The Mérode Altarpiece’s perspective varies throughout the panels, for example, in the left and right panels the perspective is eye-level, there is a sense of spatial depth between the background and foreground, and it is almost as if we are looking into the scene.
The central panel is depicted from what appears to be an elevated viewpoint, described by some scholars as “steeper” in its view.
Detail of the right panel with a street scene and view of Liège, demonstrating the use of perspective; Workshop of Robert Campin, Public domain, via Wikimedia Commons
We also see this perspective in the objects, which are also rendered as if we can see into them, for example, the washing basin and the vase on the table.
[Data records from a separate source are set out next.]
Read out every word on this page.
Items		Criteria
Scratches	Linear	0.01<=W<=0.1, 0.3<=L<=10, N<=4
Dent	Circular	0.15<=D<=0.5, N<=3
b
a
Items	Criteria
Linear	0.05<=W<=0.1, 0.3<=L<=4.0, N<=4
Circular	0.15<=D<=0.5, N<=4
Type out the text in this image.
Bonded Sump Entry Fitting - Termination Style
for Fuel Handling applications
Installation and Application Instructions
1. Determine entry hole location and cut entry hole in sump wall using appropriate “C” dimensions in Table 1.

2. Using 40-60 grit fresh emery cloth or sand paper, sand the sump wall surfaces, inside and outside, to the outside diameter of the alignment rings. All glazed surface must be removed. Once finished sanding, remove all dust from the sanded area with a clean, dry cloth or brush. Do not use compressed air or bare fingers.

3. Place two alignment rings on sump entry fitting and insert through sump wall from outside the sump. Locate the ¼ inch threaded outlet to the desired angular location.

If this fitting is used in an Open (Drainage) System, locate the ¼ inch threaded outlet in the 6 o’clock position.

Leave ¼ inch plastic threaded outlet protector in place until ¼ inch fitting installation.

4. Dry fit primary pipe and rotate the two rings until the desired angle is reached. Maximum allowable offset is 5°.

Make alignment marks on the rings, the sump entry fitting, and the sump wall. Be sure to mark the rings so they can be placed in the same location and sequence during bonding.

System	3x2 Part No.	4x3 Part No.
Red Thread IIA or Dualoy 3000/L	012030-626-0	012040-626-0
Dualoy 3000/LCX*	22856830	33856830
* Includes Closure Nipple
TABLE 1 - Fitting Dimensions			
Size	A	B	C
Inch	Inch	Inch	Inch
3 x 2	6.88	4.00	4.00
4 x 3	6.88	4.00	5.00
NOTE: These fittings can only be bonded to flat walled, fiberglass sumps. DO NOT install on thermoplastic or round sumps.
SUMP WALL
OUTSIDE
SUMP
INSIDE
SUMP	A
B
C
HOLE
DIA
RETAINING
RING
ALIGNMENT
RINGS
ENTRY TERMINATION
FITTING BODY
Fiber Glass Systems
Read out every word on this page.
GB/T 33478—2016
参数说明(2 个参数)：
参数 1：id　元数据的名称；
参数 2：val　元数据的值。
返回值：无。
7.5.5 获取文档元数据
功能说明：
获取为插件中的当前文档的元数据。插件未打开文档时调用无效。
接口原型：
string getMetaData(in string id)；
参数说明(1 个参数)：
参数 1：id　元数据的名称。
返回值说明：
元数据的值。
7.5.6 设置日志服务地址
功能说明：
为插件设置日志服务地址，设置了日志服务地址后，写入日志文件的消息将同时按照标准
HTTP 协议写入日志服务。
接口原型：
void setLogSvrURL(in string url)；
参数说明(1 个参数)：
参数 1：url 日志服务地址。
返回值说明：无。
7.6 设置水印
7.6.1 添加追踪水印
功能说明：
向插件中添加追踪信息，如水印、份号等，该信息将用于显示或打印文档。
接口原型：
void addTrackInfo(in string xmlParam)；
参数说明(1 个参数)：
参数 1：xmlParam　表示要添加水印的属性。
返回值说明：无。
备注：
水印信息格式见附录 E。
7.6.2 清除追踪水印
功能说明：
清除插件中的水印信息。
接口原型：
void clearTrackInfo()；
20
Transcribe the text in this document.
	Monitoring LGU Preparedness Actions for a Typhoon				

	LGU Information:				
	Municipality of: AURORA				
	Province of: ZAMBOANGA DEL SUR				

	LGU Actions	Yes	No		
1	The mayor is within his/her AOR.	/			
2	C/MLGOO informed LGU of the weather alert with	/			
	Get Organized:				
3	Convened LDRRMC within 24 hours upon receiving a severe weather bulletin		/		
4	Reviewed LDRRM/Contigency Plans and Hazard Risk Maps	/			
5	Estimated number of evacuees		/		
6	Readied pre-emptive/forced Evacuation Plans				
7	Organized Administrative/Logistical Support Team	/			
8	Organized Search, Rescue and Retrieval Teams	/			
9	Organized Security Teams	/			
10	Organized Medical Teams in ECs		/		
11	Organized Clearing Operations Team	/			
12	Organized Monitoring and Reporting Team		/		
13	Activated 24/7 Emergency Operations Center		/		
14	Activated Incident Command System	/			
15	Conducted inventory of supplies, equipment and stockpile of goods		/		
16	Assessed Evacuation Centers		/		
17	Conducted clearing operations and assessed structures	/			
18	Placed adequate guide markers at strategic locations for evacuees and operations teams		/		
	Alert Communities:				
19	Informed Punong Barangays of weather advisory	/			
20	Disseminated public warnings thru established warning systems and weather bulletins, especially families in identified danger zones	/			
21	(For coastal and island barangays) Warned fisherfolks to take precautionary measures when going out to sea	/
Furthermore, the room is also significantly narrow and seemingly cramped.
According to Theodore Rousseau Jr., reasons for this use of perspective have pointed to the artist’s lack of knowledge about the rules of perspective or that the artist intentionally depicted the objects to “show more of the surface since that was what the artist most enjoyed painting”. Additionally, Rousseau Jr. explains another reason, which is the “relationship between painters and sculptors”.
Painters like Campin reportedly created the designs for sculptures, specifically bas-reliefs. This also explains why Campin may have painted the central panel in such a specific perspective modeled on sculptural perspectives.
The Mérode Altarpiece: A Wonderland of Detail
The Mérode Altarpiece by Robert Campin and his apprentices remains one of the masterpieces of early Netherlandish art to this day. There is much more to discuss in this painting, however, we encourage you to look at it in even deeper detail and find all the gems hidden in not only its painting techniques but also the wealth of information it holds about how people lived during the 15th century and their religious devotions.
The “Mérode Altarpiece” symbolism creates a wonderland of detail because it can entertain and astound viewers with all its rich imagery and symbols. This recalls the description of it from Theodore Rousseau Jr. in his informative text about this Annunciation triptych, that it has the “quality of a precious object, epitomizing all the affectionate and conscientious carefulness of the medieval craftsman. It inspires profound and unhurried contemplation; and the longer one studies it, the more rewarding it becomes”.
Frequently Asked Questions
Who Painted the Mérode Altarpiece?
The Mérode Altarpiece (c. 1425) has been attributed to the Flemish painter Robert Campin, also known as the Master of Flémalle, and his Tournai workshop where he reportedly had assistance from two other painters, namely, Jacques Daret and Rogier van der Weyden.
What Is the Mérode Altarpiece About?
The Mérode Altarpiece (c. 1425) is a triptych depicting the Annunciation scene from the Bible. The left panel depicts the donors who seemingly peer into the open door that leads into the central panel where the archangel Gabriel approaches the Virgin Mary to tell her that she will give birth to Jesus Christ. The third panel depicts Joseph in his woodwork shop. There are various religious references that allude to the Biblical passages about Jesus Christ, His birth, and His sacrifice on the Cross.
Where Is the Mérode Altarpiece?
The Mérode Altarpiece is housed at the Metropolitan Museum of Art’s The Cloisters Museum in New York City.